Many of those in attendance were people who had lost a job in the bad economic climate and were looking to pick up some skills to make them more attractive to employers.
And then there were my two boys.
The opening speeches bored them, and they ran off into the corner to play Minecraft while the sponsors talked about the importance of coding. Even the coding lessons themselves went a little beyond what they were prepared to pay attention to, but that didn’t matter – the class was about being hands on.
I taught myself HTML nearly 20 years ago when I built my first website. I’m old school. I’m not an expert, it’s always been a hobby, but it’s served me well with my ability to turn out websites and learn about technology. My coding experience has created a very decent side hustle for me for the past few decades.

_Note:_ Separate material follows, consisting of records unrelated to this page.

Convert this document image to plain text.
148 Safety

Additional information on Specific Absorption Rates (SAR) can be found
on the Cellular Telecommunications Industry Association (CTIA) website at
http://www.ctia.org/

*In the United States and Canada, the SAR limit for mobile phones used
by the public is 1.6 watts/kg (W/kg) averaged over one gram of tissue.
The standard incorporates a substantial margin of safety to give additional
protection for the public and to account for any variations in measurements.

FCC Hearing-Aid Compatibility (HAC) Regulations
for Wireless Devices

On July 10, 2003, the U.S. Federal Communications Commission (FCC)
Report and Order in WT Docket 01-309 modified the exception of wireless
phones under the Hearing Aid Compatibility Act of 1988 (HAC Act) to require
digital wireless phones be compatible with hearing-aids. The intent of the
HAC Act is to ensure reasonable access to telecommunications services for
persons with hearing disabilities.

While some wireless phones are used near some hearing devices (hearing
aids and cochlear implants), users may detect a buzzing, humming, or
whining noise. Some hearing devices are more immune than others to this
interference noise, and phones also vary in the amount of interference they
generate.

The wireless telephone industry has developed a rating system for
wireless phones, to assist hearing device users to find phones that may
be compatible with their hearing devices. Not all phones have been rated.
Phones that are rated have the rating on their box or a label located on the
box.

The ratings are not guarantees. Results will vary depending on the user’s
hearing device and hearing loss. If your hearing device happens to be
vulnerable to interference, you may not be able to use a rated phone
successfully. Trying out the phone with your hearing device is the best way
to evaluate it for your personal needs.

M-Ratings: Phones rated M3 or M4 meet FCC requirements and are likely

With my experience, and the refresher from the lecture, I sat down with my boys to create some websites. Now I did tell Charlie we would be making apps on this day to woo him along, so he was a little disappointed, but still dove right into listing commands, creating a homepage for where all the games and apps he hopes to create would live.
Zacharie, long a tinkerer with Google Docs and GarageBand, created a webpage for his music compositions (click to see it and hear the music):
We bailed early on the day before we could get to properly publishing our projects. Like I said, the boys were the youngest there and me bouncing between keeping them interested and coding their projects was exhausting.
But they got a taste.
The next day we picked up some gear to refurbish an older computer so Charlie could have his own. He wants to finish his website and “start working on my apps, Daddy.”
Coding IS a trade. It’s something that, once you know, you can work anywhere in the world. Just like knowing a second language opens new opportunities, knowing coding – even just the basics of HTML – can put you in control of the computers that will run our economy, giving you more opportunities.
Here are some websites, programs, and tools you can use to teach your kids (or yourself) some new coding tricks:
Atom – this is a free program you can use to build your websites with HTML and CSS. It’s wonderfully easy to use and the prompts to offer code tips, and different color coded elements to validate your code made it a breeze.
start.html500.com – this is the syllabus we used for our afternoon of coding. There are easy lessons and walkthroughs for many of the elements to get you started.
Codecademy – many of the mentors mentioned this site as a place to take extra courses to dig deeper or refreshers on basic concepts
W3School – a very handy website to look up common code commands and try them in a WYSIWYG editor before plopping them into your project.
Lynda.com – one of the greatest education resources online is free with your library card. Get the card, get a Lynda account and learn at your own pace – for free.